Now sit in the chair in a manner that your back firmly slides against the chair’s back. Gradually adjust the seat cylinder, bringing it to the correct height. Your feet must touch the floor flat with your knees forming a 90-degree angle. If you have a shorter height, use a footrest.

Adjust the Seat Depth

The depth of a chair’s seat pan can is vital to sitting comfort. You can achieve the right seat depth. How? Well, here is an ergo tip. Sit in your chair such that there is a little space, ideally the size of a clenched fist, between your chair’s front edge and the back of your knees.
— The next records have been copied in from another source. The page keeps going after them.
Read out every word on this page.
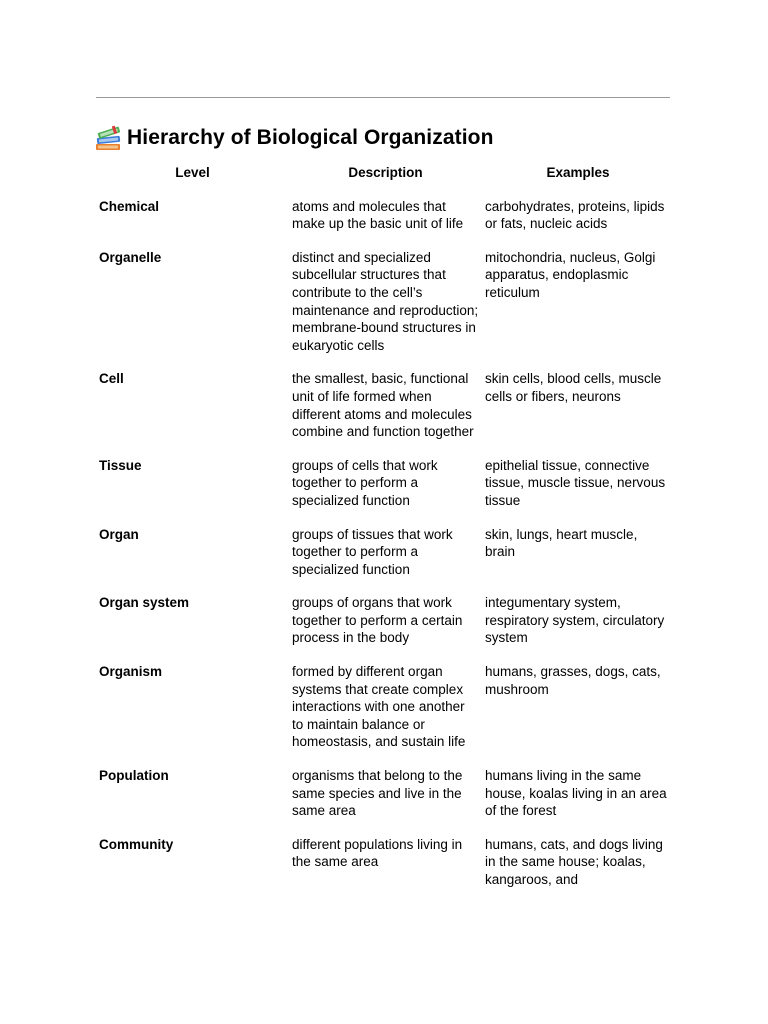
Hierarchy of Biological Organization
Level	Description	Examples
Chemical	atoms and molecules that make up the basic unit of life	carbohydrates, proteins, lipids or fats, nucleic acids
Organelle	distinct and specialized subcellular structures that contribute to the cell’s maintenance and reproduction; membrane-bound structures in eukaryotic cells	mitochondria, nucleus, Golgi apparatus, endoplasmic reticulum
Cell	the smallest, basic, functional unit of life formed when different atoms and molecules combine and function together	skin cells, blood cells, muscle cells or fibers, neurons
Tissue	groups of cells that work together to perform a specialized function	epithelial tissue, connective tissue, muscle tissue, nervous tissue
Organ	groups of tissues that work together to perform a specialized function	skin, lungs, heart muscle, brain
Organ system	groups of organs that work together to perform a certain process in the body	integumentary system, respiratory system, circulatory system
Organism	formed by different organ systems that create complex interactions with one another to maintain balance or homeostasis, and sustain life	humans, grasses, dogs, cats, mushroom
Population	organisms that belong to the same species and live in the same area	humans living in the same house, koalas living in an area of the forest
Community	different populations living in the same area	humans, cats, and dogs living in the same house; koalas, kangaroos, and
Adjust the Back Tilt Tension

Ergonomics chairs have a little knob that allows the users to adjust the tilt tension, i.e., how comfortably they want to rock back in the chair. While the choice is yours, for the back support, you need enough tension. Whereas, when you need to reposition or stretch your spine, you can recline back the tilt tension a few degrees.

Adjust the Lumbar Support

A good quality ergonomic chair comes with an adjustable lumbar support feature. It is the contour of the chair’s back support outlining your lower back. So its adjustment is essential; the lumbar support (the slightly curvy portion) must fit right in the natural S-curve of the spine. This is a built-in feature in most ergonomics chairs so that you can easily adjust both the height and the lumbar support of the chair simultaneously.

Adjust the Arm Support

When sitting on a chair, your arms must rest at your side. This posture reduces pressure and strain from your upper back as well as shoulders. Armrests come with height-adjustment features; some chairs also have armrests that have offer depth adjustment. So, you can adjust the height and depth of your chair’s armrests to fit your body.

Adjust the Headrest

You must also adjust the headrest of the chair if it includes one. As the name suggests, headrests provide support to your head and neck when you are working in a reclined position. It keeps your head at the eye level with your screen.

Final Word

Adjustment and comfort lie at the core of an ergonomic chair. If you don’t adjust the height, depth, lumbar support, or armrests of your chair, you will not be able to enjoy the real comfort of an ergonomic set-up. But remember, an ergonomic chair cannot replace the benefit of physical movement. So, take a break every 30 minutes, go for a short break, and then resume your work.